Greenpeace Arctic activists feel chill of Russia's repression
After a protest near the Prirazlomnaya oil platform, Russian officials boarded Greenpeace's ship the Arctic Sunrise outside the port city of Murmansk. Photo: Dmitri Sharomov/Greenpeace/Handout via Reuters.
He’s a bird, he’s a plane, he’s….Ecoman?
Maybe not so much. Although President Vladimir Putin strapped into a hang glider and “guided” some Siberian cranes on their migratory path to somewhere a year ago, his claim to ecological ethos is going nowhere.
Russia is not only one of the most polluted countries in the developed world – a legacy of the Soviet Union’s military industrial complex – but one of the most hostile to its environmental activists.
Mostly that passes under the radar in a world of mayhem and media-melt. But the charge of piracy against 30 Greenpeace activists who were protesting Russia’s Arctic oil drilling in the Far North has brought it into sharp focus.
Pirates, as any kid knows, are guys with cutlasses who are out to rob and pillage. Or nowadays, Somali gangs with state-of-the-art weapons who are holding ships to multi-million-dollar ransom. Not the shoestring operations carried out by non-profit groups on missions to save what’s left of the planet.
Putin himself knows it. And he’s publicly scoffed at a piracy charge, but sniffed that that was no excuse for “violating international law.” More tellingly, he’s put oil and gas development at the top of his agenda – especially as Russia has been overtaken by its old rival the U.S. in economically crucial oil and gas production, according to latest figures.
Putin’s stay in power, which he may try to extend beyond 2018, as a virtual president-for-life, depends on fuelling the budget with energy profits.

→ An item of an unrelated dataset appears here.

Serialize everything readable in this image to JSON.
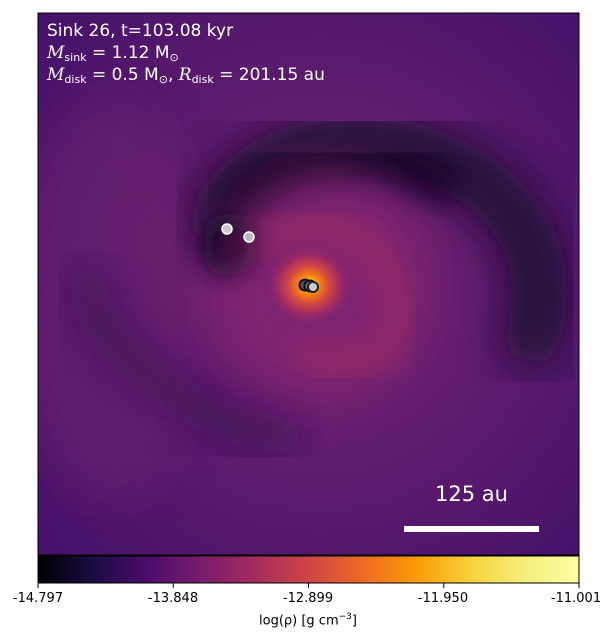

Think of the Harper government on steroids.
But it isn’t just the energy business that brings such a backlash against environmental activism – something Canadians are already familiar with. The struggle over clearing the Khimki forest north of Moscow for an $8 billion highway to St. Petersburg got ugly three years ago, when environmental protester Konstantin Fetisov had a baseball bat broken over his head and ended up in a coma.
He survived, and his attackers got a rare conviction, although a senior official suspected of directing the hit was not implicated. Earlier, fellow activist Mikhail Beketov was savagely attacked, leaving him literally speechless for life. He lost a leg and several fingers as result, but his assailants were never arrested.
Last year zoologist Suren Gazaryan fled Russia after a criminal investigation was launched when he joined a group of activists taking pictures of illegal yacht moorings built on the Black Sea shore, near a palatial property linked with Putin. Other activists have been beaten or shot to death in Russia's remote regions.
But environmentalists are only some of the activists who are under attack today. Putin's political opponents have been charged and jailed. And in an attempt to marginalize NGOs that survive on non-Russian funds, the authorities have passed a law to brand them "foreign agents," raided their offices and intimidated staff.
On Friday, Amnesty International complained that “the Moscow authorities’ refusal to sanction a small (AI) event to highlight Russia’s appalling human rights record ahead of the Sochi Olympics highlights the lack of tolerance for freedom of expression in Russia today.”
Human rights, clearly, are low on the agenda in spite of Sochi. If the Greenpeace detainees had feathers, they might fare better in Putin’s Russia.
Olivia Ward covered the former Soviet Union as a bureau chief and correspondent from 1992 to 2002.